John Leifer is the Chief Executive Officer of The Leifer Group, which is a strategic planning and marketing consulting company for the health care industry. Most recently, he served as a senior vice president at Saint Luke’s Health System in Kansas City, Missouri. He and his wife, Lori Lindstrom Leifer, MD, are the authors of After You Hear It’s Cancer: A Guide to Navigating the Difficult Journey Ahead.
While many people revel in Christmas, my wife loves the sanctity of Easter. So it was no surprise Lori wanted to attend sunrise Easter services on March 31, 2013. The service was jubilant, and we spent the day feeling that all was right with the world.
When I finally crawled into bed around 11:00PM, I began to drift, though I wanted to stay awake until Lori finished her shower. A few minutes later, Lori quietly drew back the covers and slid into bed. I woke long enough to tell her I loved her and give her a short kiss. Then I was out—until her quiet cries summoned me back to consciousness.
“What’s wrong? What’s going on? What did I do?” I asked.
There was no response for what felt like an eternity. Then, in an uncharacteristically weak voice, Lori said, “I found something in the shower.”
“What do you mean you found something in the shower?” I said anxiously.
“I found a lump. It is two centimeters. It’s cancer.”
Not only had Lori found a lump in her breast, but also, as an oncologist, she had determined its size and knew that it was malignant. I knew she was a great doctor, but I prayed there was room for error. Many times during our marriage, I had hoped Lori was wrong but never more than at this moment.
My wife, a radiation oncologist, would soon go from being a provider of cancer care to a receiver of it.

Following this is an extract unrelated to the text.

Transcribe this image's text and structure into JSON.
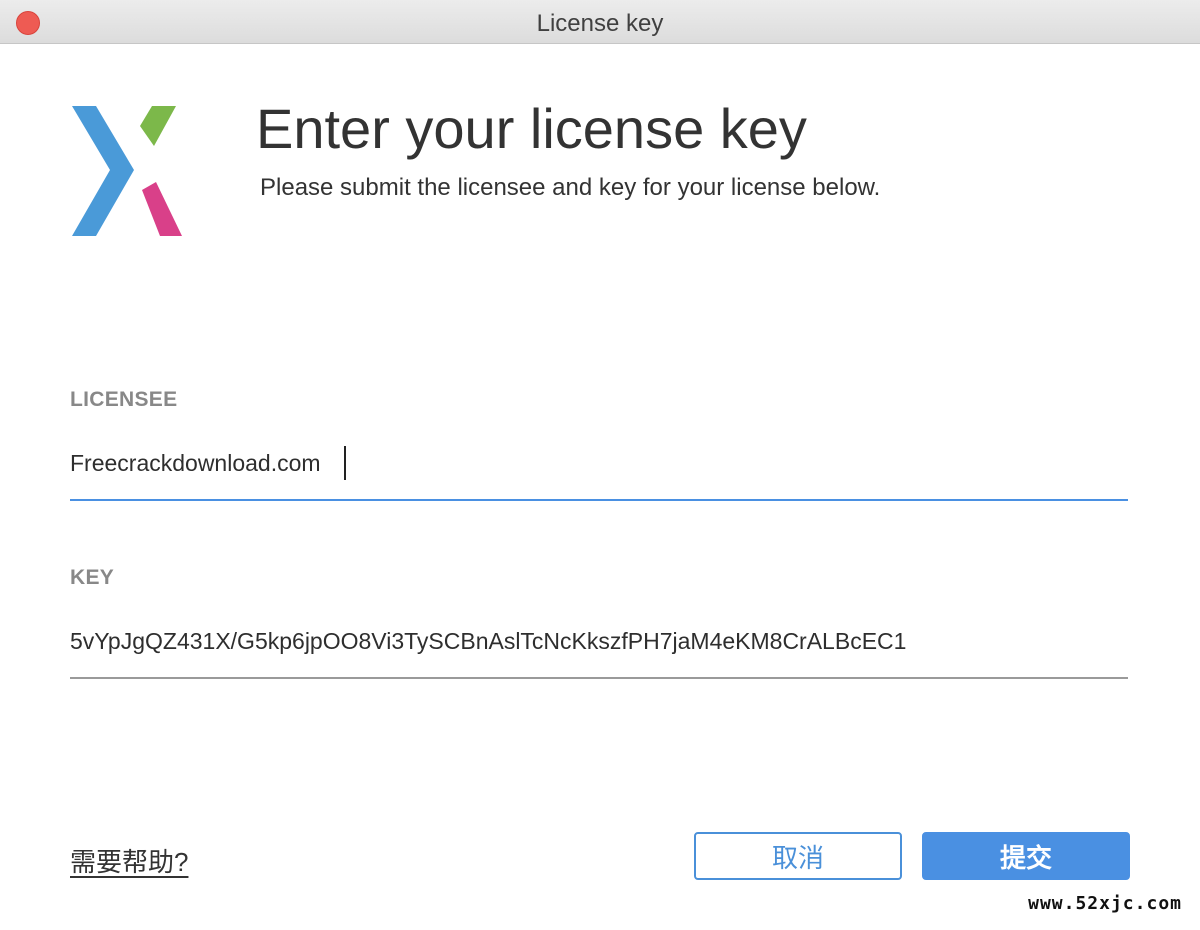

Lori and I would also gain a new perspective about why the word cancer, rolling slowly and menacingly from our physicians’ mouths, rattles us to the bone. It is a word we hope never to hear—certainly not in the context of our health or the health of a loved one.

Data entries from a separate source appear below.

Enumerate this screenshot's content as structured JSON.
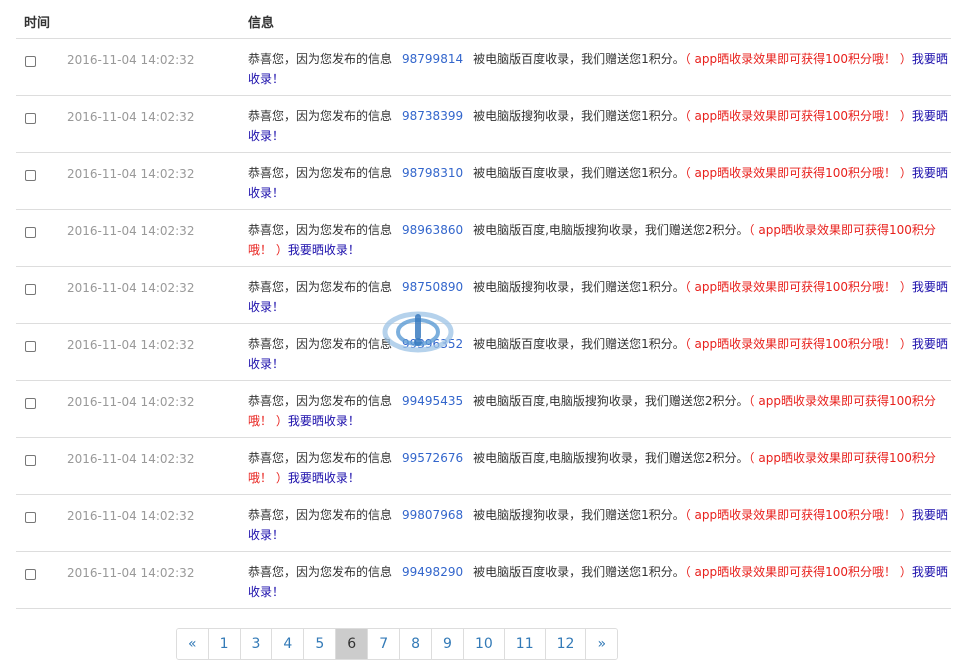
{
  "header": {
    "col_time": "时间",
    "col_info": "信息"
  },
  "rows": [
    {
      "time": "2016-11-04 14:02:32",
      "prefix": "恭喜您，因为您发布的信息",
      "id": "98799814",
      "desc": "被电脑版百度收录，我们赠送您1积分。",
      "promo": "（ app晒收录效果即可获得100积分哦！ ）",
      "link": "我要晒收录！"
    },
    {
      "time": "2016-11-04 14:02:32",
      "prefix": "恭喜您，因为您发布的信息",
      "id": "98738399",
      "desc": "被电脑版搜狗收录，我们赠送您1积分。",
      "promo": "（ app晒收录效果即可获得100积分哦！ ）",
      "link": "我要晒收录！"
    },
    {
      "time": "2016-11-04 14:02:32",
      "prefix": "恭喜您，因为您发布的信息",
      "id": "98798310",
      "desc": "被电脑版百度收录，我们赠送您1积分。",
      "promo": "（ app晒收录效果即可获得100积分哦！ ）",
      "link": "我要晒收录！"
    },
    {
      "time": "2016-11-04 14:02:32",
      "prefix": "恭喜您，因为您发布的信息",
      "id": "98963860",
      "desc": "被电脑版百度,电脑版搜狗收录，我们赠送您2积分。",
      "promo": "（ app晒收录效果即可获得100积分哦！ ）",
      "link": "我要晒收录！"
    },
    {
      "time": "2016-11-04 14:02:32",
      "prefix": "恭喜您，因为您发布的信息",
      "id": "98750890",
      "desc": "被电脑版搜狗收录，我们赠送您1积分。",
      "promo": "（ app晒收录效果即可获得100积分哦！ ）",
      "link": "我要晒收录！"
    },
    {
      "time": "2016-11-04 14:02:32",
      "prefix": "恭喜您，因为您发布的信息",
      "id": "99396352",
      "desc": "被电脑版百度收录，我们赠送您1积分。",
      "promo": "（ app晒收录效果即可获得100积分哦！ ）",
      "link": "我要晒收录！"
    },
    {
      "time": "2016-11-04 14:02:32",
      "prefix": "恭喜您，因为您发布的信息",
      "id": "99495435",
      "desc": "被电脑版百度,电脑版搜狗收录，我们赠送您2积分。",
      "promo": "（ app晒收录效果即可获得100积分哦！ ）",
      "link": "我要晒收录！"
    },
    {
      "time": "2016-11-04 14:02:32",
      "prefix": "恭喜您，因为您发布的信息",
      "id": "99572676",
      "desc": "被电脑版百度,电脑版搜狗收录，我们赠送您2积分。",
      "promo": "（ app晒收录效果即可获得100积分哦！ ）",
      "link": "我要晒收录！"
    },
    {
      "time": "2016-11-04 14:02:32",
      "prefix": "恭喜您，因为您发布的信息",
      "id": "99807968",
      "desc": "被电脑版搜狗收录，我们赠送您1积分。",
      "promo": "（ app晒收录效果即可获得100积分哦！ ）",
      "link": "我要晒收录！"
    },
    {
      "time": "2016-11-04 14:02:32",
      "prefix": "恭喜您，因为您发布的信息",
      "id": "99498290",
      "desc": "被电脑版百度收录，我们赠送您1积分。",
      "promo": "（ app晒收录效果即可获得100积分哦！ ）",
      "link": "我要晒收录！"
    }
  ],
  "pagination": {
    "prev": "«",
    "pages": [
      "1",
      "3",
      "4",
      "5",
      "6",
      "7",
      "8",
      "9",
      "10",
      "11",
      "12"
    ],
    "active": "6",
    "next": "»"
  },
  "colors": {
    "id_link": "#3366cc",
    "promo_red": "#e8201c",
    "action_blue": "#1a0dab",
    "time_gray": "#999999"
  }
}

Imagine going on a trip without knowing the destination or method of transportation, with no map to guide you and no planned arrival time. Now imagine you are leaving tomorrow, and there is no time to pack.
It is a moment when time stands still, a moment laden with anxiety and uncertainty. A new journey is beginning, and it is one for which we are ill-prepared.

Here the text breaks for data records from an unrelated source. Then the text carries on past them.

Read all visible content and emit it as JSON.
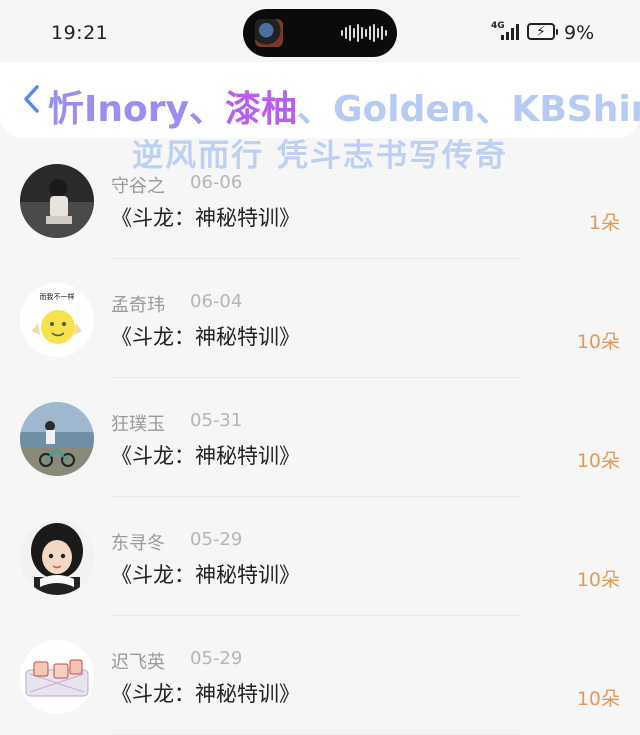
{
  "status": {
    "time": "19:21",
    "network": "4G",
    "battery": "9%"
  },
  "header": {
    "back_icon": "chevron-left-icon",
    "title_part1": "忻Inory、",
    "title_part2": "漆柚",
    "title_part3": "、Golden、KBShinya",
    "subtitle": "逆风而行 凭斗志书写传奇"
  },
  "items": [
    {
      "name": "守谷之",
      "date": "06-06",
      "book": "《斗龙：神秘特训》",
      "count": "1朵"
    },
    {
      "name": "孟奇玮",
      "date": "06-04",
      "book": "《斗龙：神秘特训》",
      "count": "10朵"
    },
    {
      "name": "狂璞玉",
      "date": "05-31",
      "book": "《斗龙：神秘特训》",
      "count": "10朵"
    },
    {
      "name": "东寻冬",
      "date": "05-29",
      "book": "《斗龙：神秘特训》",
      "count": "10朵"
    },
    {
      "name": "迟飞英",
      "date": "05-29",
      "book": "《斗龙：神秘特训》",
      "count": "10朵"
    }
  ],
  "avatar_texts": {
    "item1": "而我不一样"
  },
  "colors": {
    "accent": "#4e8cf5",
    "count": "#e09a5c",
    "title_purple": "#b95ff0"
  }
}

It is little wonder that people with cancer often feel overwhelmed, shut down, and are unable to participate in crucial decisions about their care. Our logical minds stop working just when we need to be thinking with absolute clarity about our next steps.
That’s why Lori and I believe that it is essential to slow down, take one’s foot off the “accelerator,” so as to regain our equilibrium before proceeding with caution. Even as a physician, Lori’s knee-jerk reaction was “get it out of my body.”
Yet, she took the time needed to gain a thorough understanding of her diagnosis and of the proposed treatment options. During that time, Lori’s diagnosis evolved from a having a relatively straight-forward, contained mass treatable by lumpectomy to a far more diffuse tumor requiring more aggressive surgery.
Today, the clouds that enshrouded Easter 2013 have passed. We are now two years out from the end of treatment and hopeful that the cancer has been vanquished from Lori’s body. Cancer reminded us that a defining characteristic of life is its uncertainty. As such, we view each day as a gift—to be fully embraced.
Lori continues to practice radiation oncology but brings a new perspective to her patients, honed through a brief yet arduous journey through cancer. Lori’s goal is to ensure that her patients have as much information as they wish to receive, and can reasonably process, about their disease; all delivered in an objective, but empathic manner. She believes that then, and only then, are they in a position to make truly informed decisions about their care.
Like many patients, Lori was able to see the gift that accompanied her difficult diagnosis. She emerged stronger and with the conviction to make her journey an integral part of her art of healing.